The Coalition to Regulation Marijuana Like Alcohol gained the endorsement of the Law Enforcement Action Partnership for Proposal 1. LEAP is a national organization of current and retired law enforcement professionals who support drug policy and criminal justice reform.
“Hassling people over small amounts of marijuana is not a reasonable or effective component of crime reduction strategies or community-building efforts,” retired Michigan State Police Detective Sgt. Ted Nelson said in a news release. LEAP members also pointed out the racial disparity in marijuana arrests.
The health department’s Johansen said he was concerned about the proposal’s opt-out provision for municipalities that do not want to welcome retail pot shops, which he said could require a ballot issue.
The St. Joseph City Commission has directed its city attorney to draft an opt-out ordinance should Proposal 1 pass, as they wait to see how state regulations are determined.
The city’s attorney, Laurie Schmidt, said that it is her understanding that a community can pass an ordinance so a marijuana establishment is not allowed to operate in that community, and that it does not require a ballot proposal unless an individual files a petition to allow a certain number of establishments, or to prohibit them.

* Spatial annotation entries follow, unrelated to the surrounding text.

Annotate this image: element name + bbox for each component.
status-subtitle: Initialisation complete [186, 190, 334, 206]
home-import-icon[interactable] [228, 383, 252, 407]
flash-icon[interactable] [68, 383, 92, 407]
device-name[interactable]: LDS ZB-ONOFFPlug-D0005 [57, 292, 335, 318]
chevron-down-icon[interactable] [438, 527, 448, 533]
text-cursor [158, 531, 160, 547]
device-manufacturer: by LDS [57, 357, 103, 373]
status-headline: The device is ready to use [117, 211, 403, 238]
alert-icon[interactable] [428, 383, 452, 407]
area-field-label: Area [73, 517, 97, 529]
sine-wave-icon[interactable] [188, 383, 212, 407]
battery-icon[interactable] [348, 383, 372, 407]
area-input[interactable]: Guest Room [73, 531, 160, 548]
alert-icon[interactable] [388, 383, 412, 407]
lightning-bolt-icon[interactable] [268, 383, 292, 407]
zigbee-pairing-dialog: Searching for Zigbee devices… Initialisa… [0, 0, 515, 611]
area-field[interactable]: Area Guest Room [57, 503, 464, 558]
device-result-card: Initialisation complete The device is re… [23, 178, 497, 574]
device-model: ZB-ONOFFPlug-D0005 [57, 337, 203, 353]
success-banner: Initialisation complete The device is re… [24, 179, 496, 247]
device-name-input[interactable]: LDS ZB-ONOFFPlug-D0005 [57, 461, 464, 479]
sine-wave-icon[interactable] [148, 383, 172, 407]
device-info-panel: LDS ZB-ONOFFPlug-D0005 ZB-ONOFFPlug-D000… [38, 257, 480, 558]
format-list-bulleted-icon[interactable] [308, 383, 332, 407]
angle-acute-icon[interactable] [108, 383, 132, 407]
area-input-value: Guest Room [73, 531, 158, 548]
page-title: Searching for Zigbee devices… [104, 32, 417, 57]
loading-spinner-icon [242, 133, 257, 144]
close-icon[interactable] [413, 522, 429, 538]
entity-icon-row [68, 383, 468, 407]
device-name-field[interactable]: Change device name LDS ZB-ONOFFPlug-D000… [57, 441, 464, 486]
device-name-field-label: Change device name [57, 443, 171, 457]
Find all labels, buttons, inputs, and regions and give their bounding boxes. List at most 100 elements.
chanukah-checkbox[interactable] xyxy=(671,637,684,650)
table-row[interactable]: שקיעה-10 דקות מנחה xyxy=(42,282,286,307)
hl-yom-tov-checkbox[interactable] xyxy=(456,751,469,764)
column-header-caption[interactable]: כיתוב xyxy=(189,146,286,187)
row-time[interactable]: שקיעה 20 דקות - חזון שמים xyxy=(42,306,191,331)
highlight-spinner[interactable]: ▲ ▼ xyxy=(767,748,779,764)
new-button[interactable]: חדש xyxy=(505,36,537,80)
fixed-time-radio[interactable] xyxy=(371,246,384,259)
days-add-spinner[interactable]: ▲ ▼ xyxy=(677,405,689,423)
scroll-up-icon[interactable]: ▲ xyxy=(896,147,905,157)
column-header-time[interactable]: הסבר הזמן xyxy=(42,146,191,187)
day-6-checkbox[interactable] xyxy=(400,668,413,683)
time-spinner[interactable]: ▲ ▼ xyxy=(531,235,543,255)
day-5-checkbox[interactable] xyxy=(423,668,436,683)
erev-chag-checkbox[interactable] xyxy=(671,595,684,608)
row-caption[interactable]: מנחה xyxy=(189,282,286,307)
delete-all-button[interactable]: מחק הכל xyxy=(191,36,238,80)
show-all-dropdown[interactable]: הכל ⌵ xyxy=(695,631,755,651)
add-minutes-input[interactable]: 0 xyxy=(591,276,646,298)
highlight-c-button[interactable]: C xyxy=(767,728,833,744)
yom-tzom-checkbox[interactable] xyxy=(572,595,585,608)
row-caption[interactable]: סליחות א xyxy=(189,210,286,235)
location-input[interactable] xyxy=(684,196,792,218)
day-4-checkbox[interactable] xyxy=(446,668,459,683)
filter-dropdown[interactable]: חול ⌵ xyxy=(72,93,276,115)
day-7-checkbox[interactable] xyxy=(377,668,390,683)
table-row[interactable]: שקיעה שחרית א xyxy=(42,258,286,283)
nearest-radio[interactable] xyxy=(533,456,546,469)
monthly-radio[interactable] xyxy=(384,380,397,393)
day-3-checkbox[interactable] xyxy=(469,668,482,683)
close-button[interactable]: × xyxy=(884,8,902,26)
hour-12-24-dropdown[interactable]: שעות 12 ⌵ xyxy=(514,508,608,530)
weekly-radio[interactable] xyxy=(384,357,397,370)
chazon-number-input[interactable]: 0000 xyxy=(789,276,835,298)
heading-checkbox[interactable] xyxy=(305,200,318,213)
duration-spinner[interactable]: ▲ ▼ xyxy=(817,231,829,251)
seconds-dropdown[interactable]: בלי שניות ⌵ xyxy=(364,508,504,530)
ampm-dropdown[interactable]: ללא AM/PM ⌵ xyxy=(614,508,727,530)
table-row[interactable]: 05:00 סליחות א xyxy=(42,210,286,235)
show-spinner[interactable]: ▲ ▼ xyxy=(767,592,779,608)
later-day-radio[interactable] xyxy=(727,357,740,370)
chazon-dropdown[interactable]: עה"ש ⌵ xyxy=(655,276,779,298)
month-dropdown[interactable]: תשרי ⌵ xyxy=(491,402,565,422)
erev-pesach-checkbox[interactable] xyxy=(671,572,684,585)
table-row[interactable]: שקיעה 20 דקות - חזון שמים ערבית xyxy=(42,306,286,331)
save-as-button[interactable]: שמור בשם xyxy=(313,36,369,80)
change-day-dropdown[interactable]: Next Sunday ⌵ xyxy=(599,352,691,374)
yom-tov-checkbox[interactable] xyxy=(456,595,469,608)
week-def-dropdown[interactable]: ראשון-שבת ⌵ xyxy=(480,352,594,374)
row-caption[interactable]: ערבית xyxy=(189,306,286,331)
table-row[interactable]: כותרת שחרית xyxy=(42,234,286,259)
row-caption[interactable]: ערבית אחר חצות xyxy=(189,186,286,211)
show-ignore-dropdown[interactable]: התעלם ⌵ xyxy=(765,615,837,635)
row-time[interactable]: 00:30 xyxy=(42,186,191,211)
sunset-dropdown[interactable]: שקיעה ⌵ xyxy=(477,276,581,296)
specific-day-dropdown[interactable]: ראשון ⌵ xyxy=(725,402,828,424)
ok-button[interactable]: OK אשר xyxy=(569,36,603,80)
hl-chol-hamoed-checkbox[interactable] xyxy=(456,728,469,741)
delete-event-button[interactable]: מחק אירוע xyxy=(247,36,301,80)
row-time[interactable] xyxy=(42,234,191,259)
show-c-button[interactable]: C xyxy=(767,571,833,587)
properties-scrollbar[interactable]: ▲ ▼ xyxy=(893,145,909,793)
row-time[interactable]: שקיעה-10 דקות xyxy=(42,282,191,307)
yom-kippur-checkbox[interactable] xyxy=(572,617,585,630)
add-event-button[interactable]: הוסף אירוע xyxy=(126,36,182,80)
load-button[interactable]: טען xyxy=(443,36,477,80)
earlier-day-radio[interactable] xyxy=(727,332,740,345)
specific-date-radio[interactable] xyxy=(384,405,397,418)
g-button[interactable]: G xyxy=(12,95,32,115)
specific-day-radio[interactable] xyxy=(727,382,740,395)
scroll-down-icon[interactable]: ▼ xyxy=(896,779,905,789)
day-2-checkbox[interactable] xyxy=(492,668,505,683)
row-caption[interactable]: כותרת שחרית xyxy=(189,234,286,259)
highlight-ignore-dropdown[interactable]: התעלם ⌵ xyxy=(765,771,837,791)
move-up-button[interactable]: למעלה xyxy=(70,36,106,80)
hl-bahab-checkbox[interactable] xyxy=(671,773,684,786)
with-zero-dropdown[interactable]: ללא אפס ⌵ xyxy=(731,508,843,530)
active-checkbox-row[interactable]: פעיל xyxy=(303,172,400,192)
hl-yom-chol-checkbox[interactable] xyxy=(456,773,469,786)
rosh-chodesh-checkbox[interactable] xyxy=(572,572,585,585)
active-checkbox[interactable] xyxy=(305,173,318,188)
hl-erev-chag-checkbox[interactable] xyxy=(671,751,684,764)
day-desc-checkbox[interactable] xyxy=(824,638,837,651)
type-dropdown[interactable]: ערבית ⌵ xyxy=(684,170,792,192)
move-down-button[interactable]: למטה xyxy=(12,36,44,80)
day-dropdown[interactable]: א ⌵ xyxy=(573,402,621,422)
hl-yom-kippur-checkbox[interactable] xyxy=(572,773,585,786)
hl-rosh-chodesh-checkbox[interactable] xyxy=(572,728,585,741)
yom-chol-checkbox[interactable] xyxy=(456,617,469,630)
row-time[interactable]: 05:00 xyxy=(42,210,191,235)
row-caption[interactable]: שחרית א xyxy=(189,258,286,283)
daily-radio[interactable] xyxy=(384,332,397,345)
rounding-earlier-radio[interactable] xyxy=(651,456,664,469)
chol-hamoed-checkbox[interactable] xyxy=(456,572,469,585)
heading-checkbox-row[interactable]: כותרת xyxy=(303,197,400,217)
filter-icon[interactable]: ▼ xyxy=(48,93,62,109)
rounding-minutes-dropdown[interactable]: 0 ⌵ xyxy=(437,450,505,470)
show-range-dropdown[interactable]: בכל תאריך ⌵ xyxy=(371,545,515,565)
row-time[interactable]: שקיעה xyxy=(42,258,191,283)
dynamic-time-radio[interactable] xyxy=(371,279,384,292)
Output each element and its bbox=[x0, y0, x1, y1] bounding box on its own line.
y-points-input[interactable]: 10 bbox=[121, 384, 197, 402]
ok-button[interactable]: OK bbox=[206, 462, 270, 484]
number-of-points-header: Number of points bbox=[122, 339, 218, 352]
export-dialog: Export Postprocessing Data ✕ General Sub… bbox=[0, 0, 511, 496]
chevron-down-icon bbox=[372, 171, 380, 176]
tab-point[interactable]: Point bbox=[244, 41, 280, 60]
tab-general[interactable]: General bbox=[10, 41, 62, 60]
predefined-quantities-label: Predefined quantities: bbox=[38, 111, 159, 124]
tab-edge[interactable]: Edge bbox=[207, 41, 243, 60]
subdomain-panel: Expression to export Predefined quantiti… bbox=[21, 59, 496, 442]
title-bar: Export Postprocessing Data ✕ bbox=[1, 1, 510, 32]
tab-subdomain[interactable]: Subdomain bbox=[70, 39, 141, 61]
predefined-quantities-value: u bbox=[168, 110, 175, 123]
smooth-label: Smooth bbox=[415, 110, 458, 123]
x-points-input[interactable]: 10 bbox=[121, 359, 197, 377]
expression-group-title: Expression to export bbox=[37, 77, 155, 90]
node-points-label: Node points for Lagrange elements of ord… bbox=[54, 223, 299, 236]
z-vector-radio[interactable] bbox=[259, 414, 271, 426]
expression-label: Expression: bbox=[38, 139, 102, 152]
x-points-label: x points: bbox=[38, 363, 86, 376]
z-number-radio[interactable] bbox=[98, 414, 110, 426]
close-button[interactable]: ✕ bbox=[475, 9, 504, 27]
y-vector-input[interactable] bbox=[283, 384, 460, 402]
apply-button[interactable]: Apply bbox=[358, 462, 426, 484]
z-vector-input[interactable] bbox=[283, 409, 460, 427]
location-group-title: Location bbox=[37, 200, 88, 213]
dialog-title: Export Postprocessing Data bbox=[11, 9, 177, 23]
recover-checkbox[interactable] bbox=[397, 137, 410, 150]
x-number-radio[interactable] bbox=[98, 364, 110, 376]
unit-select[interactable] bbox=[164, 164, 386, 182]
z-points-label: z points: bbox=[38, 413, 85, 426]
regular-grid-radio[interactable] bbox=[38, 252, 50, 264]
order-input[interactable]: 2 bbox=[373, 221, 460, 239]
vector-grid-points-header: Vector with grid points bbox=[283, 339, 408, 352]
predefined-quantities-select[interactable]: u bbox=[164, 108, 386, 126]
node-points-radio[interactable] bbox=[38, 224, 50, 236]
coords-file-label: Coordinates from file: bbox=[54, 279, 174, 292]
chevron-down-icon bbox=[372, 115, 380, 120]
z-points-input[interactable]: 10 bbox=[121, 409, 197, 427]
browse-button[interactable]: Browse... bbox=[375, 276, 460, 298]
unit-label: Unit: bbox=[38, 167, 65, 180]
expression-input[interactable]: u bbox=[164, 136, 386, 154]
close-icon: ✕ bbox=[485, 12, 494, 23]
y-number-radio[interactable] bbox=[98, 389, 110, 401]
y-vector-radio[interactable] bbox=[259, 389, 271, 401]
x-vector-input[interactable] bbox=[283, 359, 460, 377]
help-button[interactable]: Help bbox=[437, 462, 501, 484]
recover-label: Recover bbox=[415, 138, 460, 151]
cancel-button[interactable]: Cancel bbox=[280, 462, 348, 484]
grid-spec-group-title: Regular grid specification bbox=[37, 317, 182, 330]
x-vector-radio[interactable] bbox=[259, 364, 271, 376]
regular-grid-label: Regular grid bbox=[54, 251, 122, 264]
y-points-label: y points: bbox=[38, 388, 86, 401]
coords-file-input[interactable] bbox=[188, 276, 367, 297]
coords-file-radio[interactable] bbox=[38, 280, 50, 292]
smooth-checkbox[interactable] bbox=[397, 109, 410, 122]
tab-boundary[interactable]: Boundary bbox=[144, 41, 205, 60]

The initiative text states “a municipality may completely prohibit or limit the number of marihuana establishments allowed within its boundaries. Individuals may petition to initiate an ordinance to provide for the number of marihuana establishments allowed within a municipality or to completely prohibit marihuana establishments within a municipality, and such ordinance shall be submitted to the electors of the municipality at the next regular election when a petition is signed by qualified electors in the municipality in a number greater than 5 percent of the votes cast for governor by qualified electors it he municipality at the last gubernatorial election.”
The Citizens Research Council report ends on a cautionary note and calls for “the need for marijuana policy that is grounded in a scientific, fact-based approach to public safety.”
“The proposal before Michigan voters falls short of policy ideals in a great many ways,” the report concludes. “Voters will have to decide if they are willing to tolerate these shortcomings to reduce marijuana arrests and have freer access to marijuana products.”